In una lunga intervista a The Paris Review William Faulkner dichiarò: «Se potessi, riscriverei tutti i miei lavori. Sono convinto che lo farei meglio. Questo è l’abito mentale più salutare per un artista». Quali sentimenti nutre per Fat City a quarantasei anni dall’uscita?
«Devo dire che lo amo ancora molto. L’ho riletto recentemente, realizzando a differenza delle altre volte quanto all’epoca fosse oscura la mia visione della situazione. Non ero depresso, ma non trovavo un senso soddisfacente della vita. Quando gli Stati Uniti iniziarono a sganciare le bombe sul Vietnam, ebbi la percezione di quanto la razza umana potesse essere una causa persa. In fondo ero  interessato a descrivere le difficoltà senza fine dell’essere poveri in America. Solo ora mi sono reso conto appieno di quanto abbia messo con successo su carta le implicazioni, i problemi psicologici che affliggono le persone danneggiate dalla povertà estrema».

Aveva riposto una qualche speranza nella scrittura, nel futuro del romanzo che avrebbe poi segnato la sua vita?
«Ho creduto in me stesso come scrittore, sapendo bene che cosa volessi dalla mia professione e ho avvertito la sensazione di riuscirci. Ho lavorato duro con la speranza di preparare un buon romanzo, il cui interesse avrebbe resistito allo scorrere delle stagioni.
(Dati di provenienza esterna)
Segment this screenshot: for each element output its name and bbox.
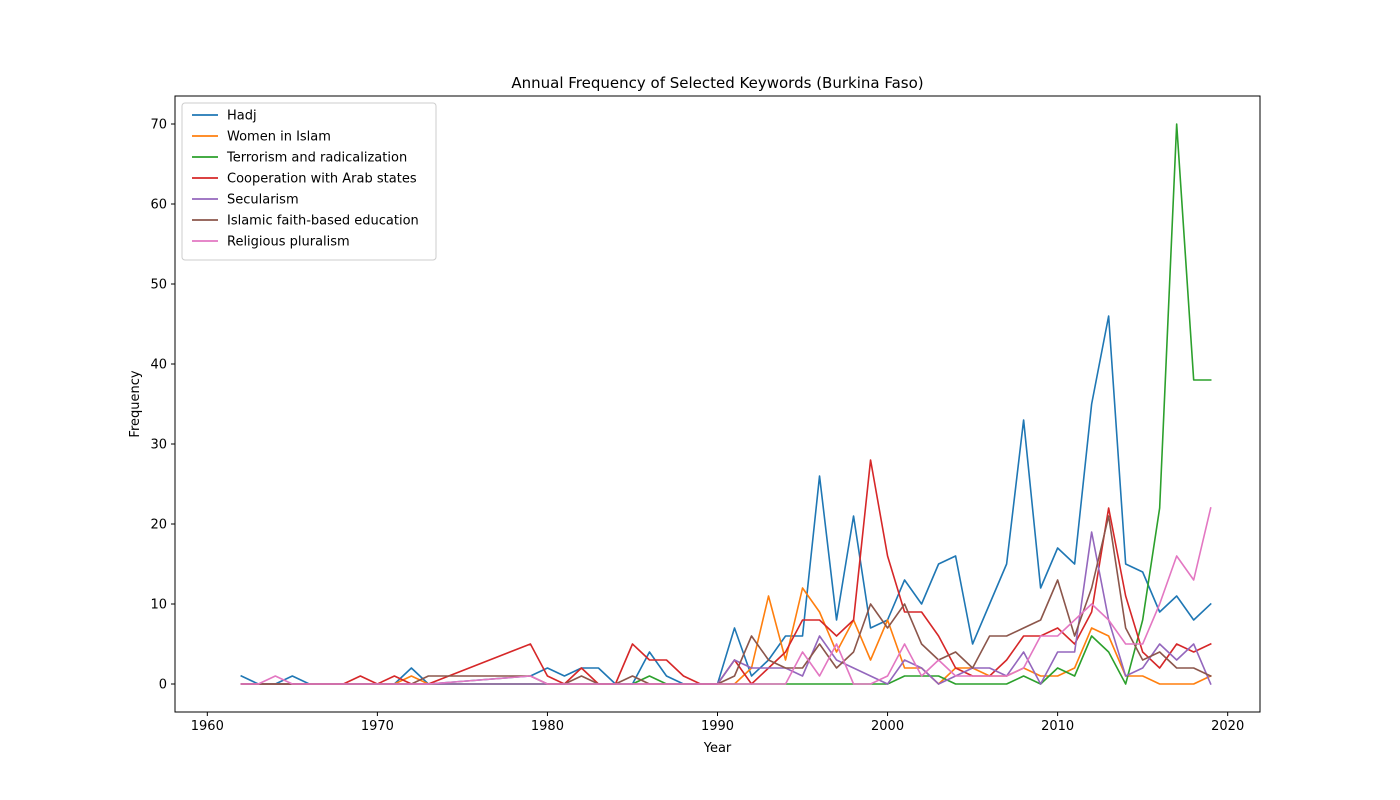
y-tick-label: 20 (150, 518, 167, 533)
legend: Hadj Women in Islam Terrorism and radicali… (181, 102, 437, 261)
x-tick-label: 2010 (1041, 719, 1074, 734)
x-axis-ticks: 1960 1970 1980 1990 2000 2010 2020 (191, 712, 1244, 734)
y-tick-label: 30 (150, 438, 167, 453)
legend-label: Hadj (227, 109, 257, 124)
legend-label: Islamic faith-based education (227, 214, 419, 229)
legend-label: Secularism (227, 193, 299, 208)
x-tick-label: 1990 (701, 719, 734, 734)
x-tick-label: 1980 (531, 719, 564, 734)
y-tick-label: 60 (150, 198, 167, 213)
x-tick-label: 1970 (361, 719, 394, 734)
x-tick-label: 1960 (191, 719, 224, 734)
chart-title: Annual Frequency of Selected Keywords (B… (511, 74, 923, 92)
legend-label: Women in Islam (227, 130, 331, 145)
y-tick-label: 70 (150, 118, 167, 133)
y-axis-label: Frequency (128, 370, 143, 437)
y-tick-label: 10 (150, 598, 167, 613)
y-axis-ticks: 0 10 20 30 40 50 60 70 (150, 118, 175, 693)
y-tick-label: 0 (159, 678, 167, 693)
legend-box (181, 102, 437, 261)
y-tick-label: 50 (150, 278, 167, 293)
legend-label: Cooperation with Arab states (227, 172, 417, 187)
series-lines (240, 123, 1212, 686)
legend-label: Religious pluralism (227, 235, 350, 250)
series-line-7 (240, 507, 1212, 685)
x-tick-label: 2000 (871, 719, 904, 734)
legend-label: Terrorism and radicalization (226, 151, 407, 166)
x-axis-label: Year (703, 741, 732, 756)
y-tick-label: 40 (150, 358, 167, 373)
x-tick-label: 2020 (1211, 719, 1244, 734)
Non è molto originale, lo so. Credo che ogni scrittore sogni di raggiungere varie generazioni di lettori. L’avverarsi di questo sogno è stato una sorpresa. Ti svegli la mattina con le buone recensioni dei critici, con l’affetto dei lettori e degli aspiranti scrittori che vengono ancora a cercarti».

Si è identificato nel successo di Città amara?
«Non sono mai stato timido di fronte alle esigenze del pubblico. Al college aspiravo alla carriera di attore. Il successo di Fat City ovviamente mi ha gratificato. Se sia diventato arrogante o meno lo devono dire gli altri. Spero di essere rimasto una personalità accettabile. Non sono piombato nella disperazione di essere all’altezza dell’opera prima, perché insieme a lei ho ricevuto tutti i riconoscimenti a cui uno scrittore può mirare. Forse ne ho goduto eccessivamente, mentre avrei dovuto lavorare duro su un altro libro».

Non vorrei apparirle invadente. Perché ha pubblicato un solo romanzo?
«La sua domanda non è scortese, ma scomoda. Dopo il romanzo mi offrirono lavori di sceneggiatura per il cinema, short stories per la televisione. Gli Stati Uniti sono un paese costoso in cui vivere e in media i romanzieri non guadagnano molto. Quando arrivano offerte dal cinema o dal piccolo schermo non hai scelta. E alla fine accetti. Nonostante ciò non ho una buona scusa per soddisfare l’interrogativo. Il tempo non mi mancava. In fondo non c’è una risposta. Chiunque mi domandava: «Quando scriverai il secondo romanzo?» È gravosa la pressione su chi debutta con un tale riscontro. Non è semplice, malgrado la materia prima disponibile. Tutti se lo aspettavano e non è arrivato. Ora ci sto riprovando».